Abstract:
Glutathione-S-transferase enzymes (GSTs) are essential components of the phase II detoxification system and protect organisms from oxidative stress induced by xenobiotics and harmful toxins such as 1-chloro-2,4-dinitrobenzene (CDNB). In Tetrahymena thermophila, the TtGSTm34 gene was previously reported to be one of the most responsive GST genes to CDNB treatment (LD50 = 0.079 mM). This study aimed to determine the kinetic features of recombinantly expressed and purified TtGSTm34 with CDNB and glutathione (GSH). TtGSTm34-8xHis was recombinantly produced in T. thermophila as a 25-kDa protein after the cloning of the 660-bp full-length ORF of TtGSTm34 into the pIGF-1 vector. A three-dimensional model of the TtGSTm34 protein constructed by the AlphaFold and PyMOL programs confirmed that it has structurally conserved and folded GST domains. The recombinant production of TtGSTm34-8xHis was confirmed by SDS‒PAGE and Western blot analysis. A dual-affinity chromatography strategy helped to purify TtGSTm34-8xHis approximately 3166-fold. The purified recombinant TtGSTm34-8xHis exhibited significantly high enzyme activity with CDNB (190 µmol/min/mg) as substrate. Enzyme kinetic analysis revealed Km values of 0.68 mM with GSH and 0.40 mM with CDNB as substrates, confirming its expected high affinity for CDNB. The optimum pH and temperature were determined to be 7.0 and 25 °C, respectively. Ethacrynic acid inhibited fully TtGSTm34-8xHis enzyme activity.
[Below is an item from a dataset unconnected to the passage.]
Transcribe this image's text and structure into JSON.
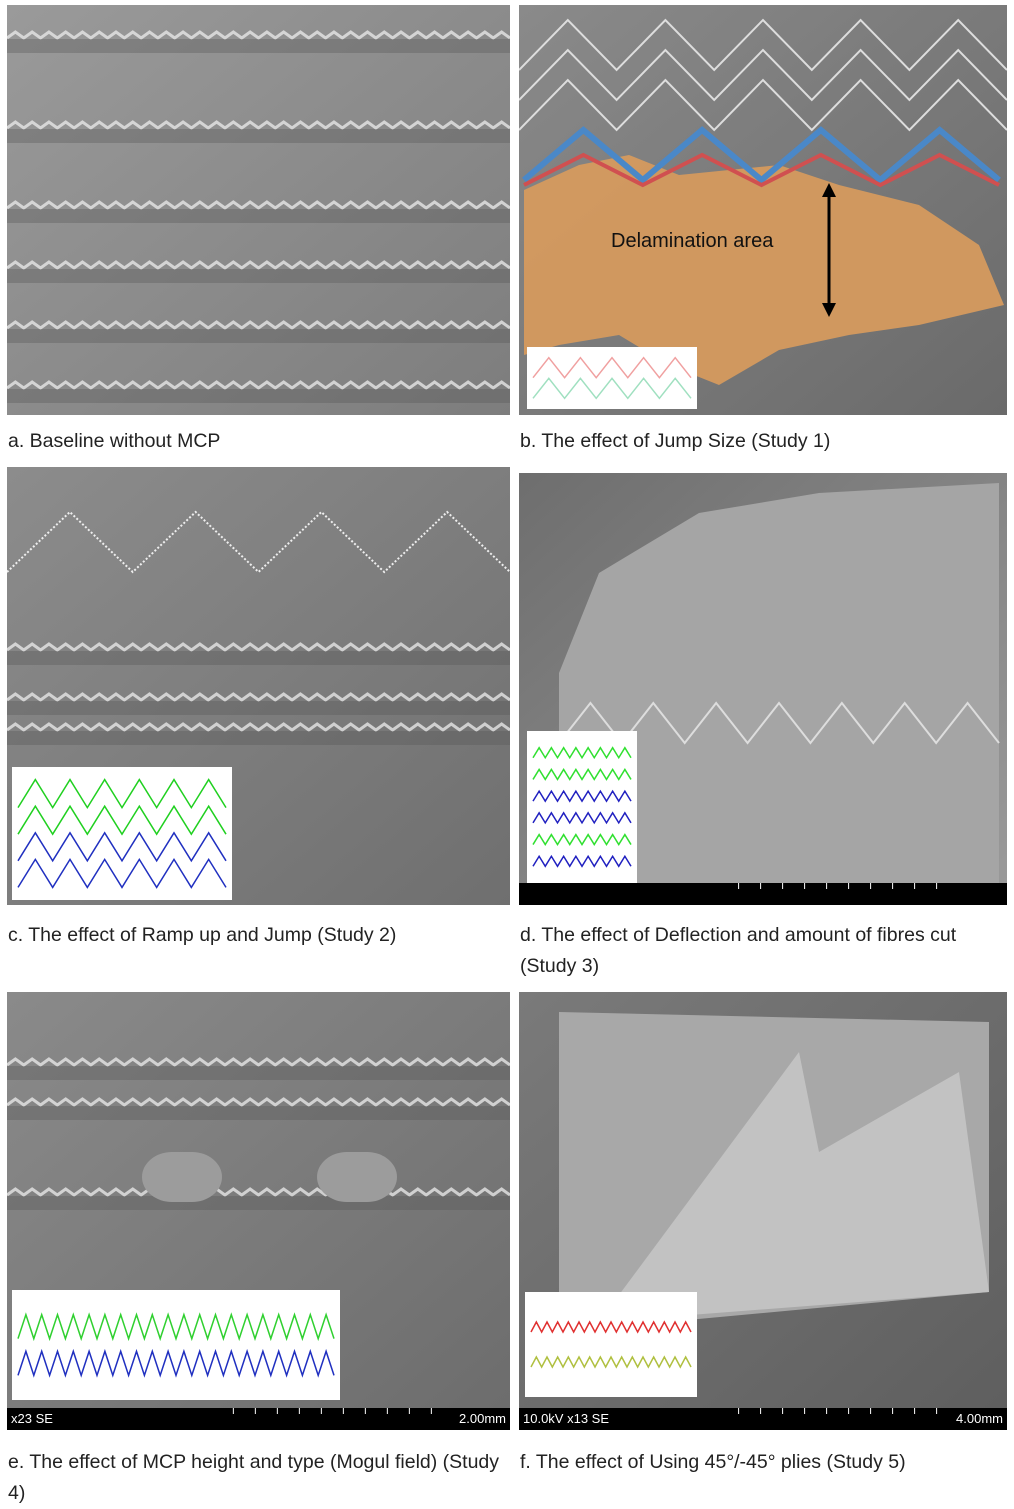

These results imply that TtGSTm34 of T. thermophila plays a major role in the detoxification of xenobiotics, such as CDNB, as a first line of defense in aquatic protists against oxidative damage.
摘要:
谷胱甘肽-S-转移酶(GSTs)是II期解毒系统的重要组成部分,可保护生物体免受外源性物质和有害毒素(例如1-氯-2,4-二硝基苯(CDNB))诱导的氧化应激。在嗜热四膜虫中,TtGSTm34基因先前被报道为对CDNB治疗最敏感的GST基因之一(LD50=0.079mM).本研究旨在确定用CDNB和谷胱甘肽(GSH)重组表达和纯化的TtGSTm34的动力学特征。在将TtGSTm34的660-bp全长ORF克隆到pIGF-1载体中后,在嗜热T.thermophila中重组产生TtGSTm34-8xHis为25kDa蛋白。通过AlphaFold和PyMOL程序构建的TtGSTm34蛋白的三维模型证实其具有结构上保守和折叠的GST结构域。通过SDS-PAGE和Western印迹分析证实了TtGSTm34-8xHis的重组产生。双重亲和层析策略有助于纯化TtGSTm34-8xHis约3166倍。纯化的重组TtGSTm34-8xHis以CDNB(190µmol/min/mg)为底物表现出显着的高酶活性。酶动力学分析显示,以GSH为底物的Km值为0.68mM,以CDNB为底物的Km值为0.40mM,证实其对CDNB的预期高亲和力。确定的最佳pH和温度为7.0和25°C,分别。乙丙炔酸完全抑制TtGSTm34-8xHis酶活性。这些结果表明,嗜热T.thermophila的TtGSTm34在外源性物质的解毒中起主要作用,例如CDNB,作为水生原生生物抵御氧化损伤的第一道防线。